Total LTL tons for the quarter were up 14.6% to 2.4 million, with shipments up 11.2% to 3.049 million. LTL revenue per hundredweight saw a 7.4% annual increase to $20.74, with LTL revenue per hundredweight, excluding fuel surcharges, up 4.1% to $17.94. LTL revenue per shipment was up 10.7% to $334.95 and LTL revenue per shipment, excluding fuel surcharges, was up 7.3% to $289.69.
These final quarterly LTL operating metrics were in line with operating metrics released by ODFL recently for the month of May, which included: LTL tons per day up 15.3% in May on an annual basis, with the main drivers being an 11.0% increase in daily LTL shipments and a 3.9% increase in LTL weight per shipment. And through May on a quarter-to-date period, LTL revenue per hundredweight was up 6.7% annually.

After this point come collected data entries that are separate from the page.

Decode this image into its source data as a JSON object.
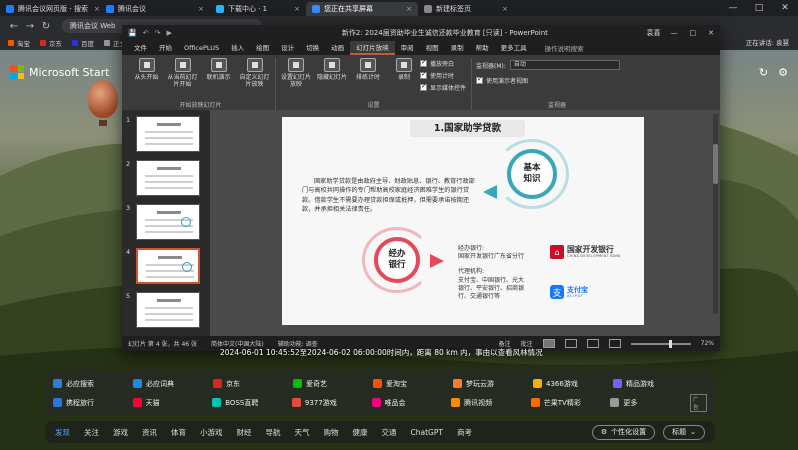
{
  "browser": {
    "tabs": [
      {
        "label": "腾讯会议网页版 - 搜索",
        "color": "#1f7bff",
        "active": false
      },
      {
        "label": "腾讯会议",
        "color": "#1f7bff",
        "active": false
      },
      {
        "label": "下载中心 · 1",
        "color": "#2db4ff",
        "active": false
      },
      {
        "label": "您正在共享屏幕",
        "color": "#3a89ff",
        "active": true
      },
      {
        "label": "新建标签页",
        "color": "#888888",
        "active": false
      }
    ],
    "url": "腾讯会议 Web",
    "bookmarks": [
      {
        "label": "淘宝",
        "color": "#ff5000"
      },
      {
        "label": "京东",
        "color": "#e1251b"
      },
      {
        "label": "百度",
        "color": "#2932e1"
      },
      {
        "label": "正文 长途电话",
        "color": "#999999"
      }
    ],
    "win_controls": [
      "—",
      "□",
      "✕"
    ]
  },
  "desktop": {
    "ms_start": "Microsoft Start",
    "right_icons": [
      "↻",
      "⚙"
    ]
  },
  "ppt": {
    "quick_access": [
      "💾",
      "↶",
      "↷",
      "▶"
    ],
    "doc_title": "新作2: 2024届资助毕业生诚信还款毕业教育 [只读] - PowerPoint",
    "user": "袁喜",
    "win_controls": [
      "—",
      "□",
      "✕"
    ],
    "menu": [
      "文件",
      "开始",
      "OfficePLUS",
      "插入",
      "绘图",
      "设计",
      "切换",
      "动画",
      "幻灯片放映",
      "审阅",
      "视图",
      "录制",
      "帮助",
      "更多工具"
    ],
    "active_menu": "幻灯片放映",
    "search_placeholder": "操作说明搜索",
    "ribbon": {
      "start_group": {
        "buttons": [
          "从头开始",
          "从当前幻灯片开始",
          "联机演示",
          "自定义幻灯片放映"
        ],
        "label": "开始放映幻灯片"
      },
      "setup_group": {
        "buttons": [
          "设置幻灯片放映",
          "隐藏幻灯片",
          "排练计时",
          "录制"
        ],
        "checks": [
          {
            "label": "播放旁白",
            "checked": true
          },
          {
            "label": "使用计时",
            "checked": true
          },
          {
            "label": "显示媒体控件",
            "checked": true
          }
        ],
        "label": "设置"
      },
      "monitor_group": {
        "monitor_label": "监视器(M):",
        "monitor_value": "自动",
        "presenter_view": {
          "label": "使用演示者视图",
          "checked": true
        },
        "label": "监视器"
      }
    },
    "thumbnails": [
      "1",
      "2",
      "3",
      "4",
      "5"
    ],
    "selected_thumbnail": 3,
    "slide": {
      "title": "1.国家助学贷款",
      "body": "国家助学贷款是由政府主导、财政贴息、银行、教育行政部门与高校共同操作的专门帮助高校家庭经济困难学生的银行贷款。借款学生不需要办理贷款担保或抵押，但需要承诺按期还款，并承担相关法律责任。",
      "circle_basic": "基本\n知识",
      "circle_manage": "经办\n银行",
      "manager_heading": "经办银行:",
      "manager_value": "国家开发银行广东省分行",
      "agency_heading": "代理机构:",
      "agency_lines": [
        "支付宝、中国银行、光大",
        "银行、平安银行、招商银",
        "行、交通银行等"
      ],
      "bank_name": "国家开发银行",
      "bank_en": "CHINA DEVELOPMENT BANK",
      "alipay_name": "支付宝",
      "alipay_en": "ALIPAY"
    },
    "status": {
      "slide_info": "幻灯片 第 4 张，共 46 张",
      "language": "简体中文(中国大陆)",
      "accessibility": "辅助功能: 调查",
      "notes": "备注",
      "comments": "批注",
      "zoom": "72%"
    }
  },
  "share_chip": "正在讲话: 袁慧",
  "caption": "2024-06-01 10:45:52至2024-06-02 06:00:00时间内，距离   80 km 内，事由以查看风林情况",
  "apps_row1": [
    {
      "label": "必应搜索",
      "color": "#2f7bd8"
    },
    {
      "label": "必应词典",
      "color": "#1b8be0"
    },
    {
      "label": "京东",
      "color": "#e1251b"
    },
    {
      "label": "爱奇艺",
      "color": "#00be06"
    },
    {
      "label": "爱淘宝",
      "color": "#ff5000"
    },
    {
      "label": "梦玩云游",
      "color": "#ff7a2e"
    },
    {
      "label": "4366游戏",
      "color": "#f6b100"
    },
    {
      "label": "精品游戏",
      "color": "#7a5cff"
    }
  ],
  "apps_row2": [
    {
      "label": "携程旅行",
      "color": "#2577e3"
    },
    {
      "label": "天猫",
      "color": "#ff0036"
    },
    {
      "label": "BOSS直聘",
      "color": "#00c2b3"
    },
    {
      "label": "9377游戏",
      "color": "#e64b3c"
    },
    {
      "label": "唯品会",
      "color": "#f10180"
    },
    {
      "label": "腾讯视频",
      "color": "#ff8a00"
    },
    {
      "label": "芒果TV精彩",
      "color": "#ff6a00"
    },
    {
      "label": "更多",
      "color": "#999999"
    }
  ],
  "ad_tag": "广告",
  "newsnav": [
    "发现",
    "关注",
    "游戏",
    "资讯",
    "体育",
    "小游戏",
    "财经",
    "导航",
    "天气",
    "购物",
    "健康",
    "交通",
    "ChatGPT",
    "商考"
  ],
  "newsnav_active": "发现",
  "personalize": "个性化设置",
  "titles_label": "标题"
}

Robert W. Baird & Co. analyst Ben Hartford wrote in a research note that ODFL’s second quarter results were “exceptional,” with “both tonnage and yield growth solid and largely within expectations, while operating ratio was remarkable.”
In a recent interview, Gantt told LM that ODFL is busy across the entire market, whether it is the industrial economy, the retail economy, and everything else it is in, like its medical business, for example.
“It really applies to all aspects of our industry relating to our customers’ business lines,” he said. “There is some impact on the last-mile side, too, and there are some different ways to ‘skin that cat’ by hauling product out from the Amazon’s of the world and deliver it to somebody’s home. That is one aspect. A company like Amazon not only has last-mile, they also have middle mile, with somebody bringing freight into a DC that does not always come in as a truckload. A lot of it arrives via LTL, and we think that is where we fit maybe in many cases better than in the last-mile piece of that business. But we have outlets for that, too.”